Tywin Lannister's light green eyes fixed on the approaching wight, tracking the jerky, unnatural twitch of its limbs. He stepped forward, his boots crunching through the frozen crust of the snow, and gripped his spear with a practiced, lethal intensity. He lunged.

The sharp, jet-black dragonglass spearhead, encased in a reinforced steel sleeve forged by the stewards of Castle Black met no resistance as it plunged into the creature's chest. The wight, a reeking corpse dressed in the tattered remains of a wildling's furs, suddenly convulsed. A pale white frost flared across its ribcage before it disintegrated into a pile of fragmented bones and grey dust, settling into a silent mound atop the white snow.

Tywin breathed heavily, the white mist of his exhale sharp in the freezing air. His physical condition was remarkable for a man of his years, but he was getting old, and the thin air and relentless cold of the North sapped his stamina far faster than the temperate hills of the West ever had. He pulled his spear from the remains and scanned the clearing.

As far as his eyes could see, only the living remained standing, men who could still exhale the mist of life.

"Well killed, old man."

Carter Pyke, the Commander of Eastwatch-by-the-Sea, strode over and slapped Tywin on the shoulder with a force that would have sent a lesser man stumbling. "Even a young Ranger doesn't have your precision." Pyke looked down, counting the piles of grey dust. "Five wights in one skirmish. At this rate, it won't be long before you can shed that black cloak and head back to whatever manor you crawled out of."

Pyke didn't know Tywin's identity, only that he was a recruit sent by the "Raven" Bronn. From his speech, his bearing, and the quiet aura of absolute authority he radiated, Pyke assumed he was a disgraced noble of similar stature to the late Jeor Mormont. Regardless, in the Night's Watch, past lives were meant to be buried under the ice.

"I wouldn't think so," Tywin replied curtly.

Tywin had chosen not to publicize his name. He had arrived at the Wall as a "common" volunteer who possessed some combat experience. After a simple test of arms, he had been assigned as a Ranger. The current state of the Night's Watch was vastly different from the stagnant organization he had known from the capital's reports.

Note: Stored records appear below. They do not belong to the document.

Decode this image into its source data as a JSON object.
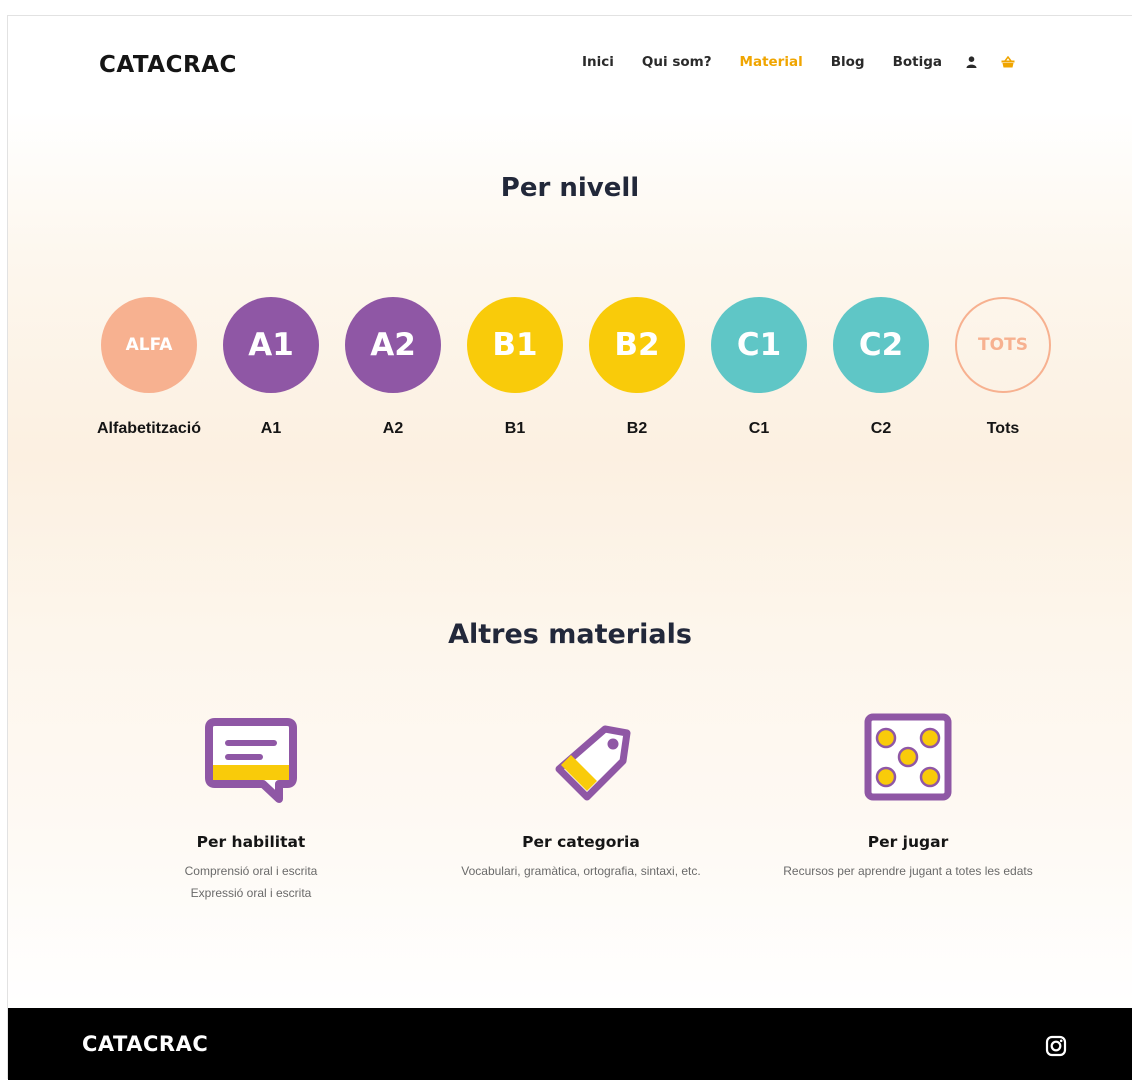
{
  "brand": {
    "logo": "CATACRAC"
  },
  "nav": {
    "items": [
      {
        "label": "Inici",
        "active": false
      },
      {
        "label": "Qui som?",
        "active": false
      },
      {
        "label": "Material",
        "active": true
      },
      {
        "label": "Blog",
        "active": false
      },
      {
        "label": "Botiga",
        "active": false
      }
    ],
    "icons": [
      "user-icon",
      "basket-icon"
    ]
  },
  "levels_section": {
    "title": "Per nivell",
    "levels": [
      {
        "badge": "ALFA",
        "label": "Alfabetització",
        "color": "#f7b190"
      },
      {
        "badge": "A1",
        "label": "A1",
        "color": "#8f57a5"
      },
      {
        "badge": "A2",
        "label": "A2",
        "color": "#8f57a5"
      },
      {
        "badge": "B1",
        "label": "B1",
        "color": "#f9cb0a"
      },
      {
        "badge": "B2",
        "label": "B2",
        "color": "#f9cb0a"
      },
      {
        "badge": "C1",
        "label": "C1",
        "color": "#5fc6c6"
      },
      {
        "badge": "C2",
        "label": "C2",
        "color": "#5fc6c6"
      },
      {
        "badge": "TOTS",
        "label": "Tots",
        "color": "#f7b190"
      }
    ]
  },
  "materials_section": {
    "title": "Altres materials",
    "items": [
      {
        "icon": "speech-bubble-icon",
        "title": "Per habilitat",
        "desc": [
          "Comprensió oral i escrita",
          "Expressió oral i escrita"
        ]
      },
      {
        "icon": "tag-icon",
        "title": "Per categoria",
        "desc": [
          "Vocabulari, gramàtica, ortografia, sintaxi, etc."
        ]
      },
      {
        "icon": "dice-icon",
        "title": "Per jugar",
        "desc": [
          "Recursos per aprendre jugant a totes les edats"
        ]
      }
    ]
  },
  "footer": {
    "logo": "CATACRAC",
    "icons": [
      "instagram-icon"
    ]
  },
  "colors": {
    "accent": "#f0a500",
    "purple": "#8f57a5",
    "yellow": "#f9cb0a",
    "teal": "#5fc6c6",
    "peach": "#f7b190"
  }
}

The Watch had effectively abandoned its "one-way street" tradition. The Stewards had issued a revolutionary announcement: any brother who could prove the killing of one hundred wights would receive a formal discharge and a severance payment. They could choose to leave the Watch and settle in the Gift as free men, no longer bound by the ancient vows. As for past crimes, as long as they remained in the North and kept the peace, the Iron Throne's justice would not pursue them.

The decision had met fierce resistance from the traditionalists, but it had won the fanatical support of the younger recruits, the thieves, the wronged, and the desperate. They looked at Lord Commander Jon Snow as a savior, eager to kiss his boots for a chance at a second life.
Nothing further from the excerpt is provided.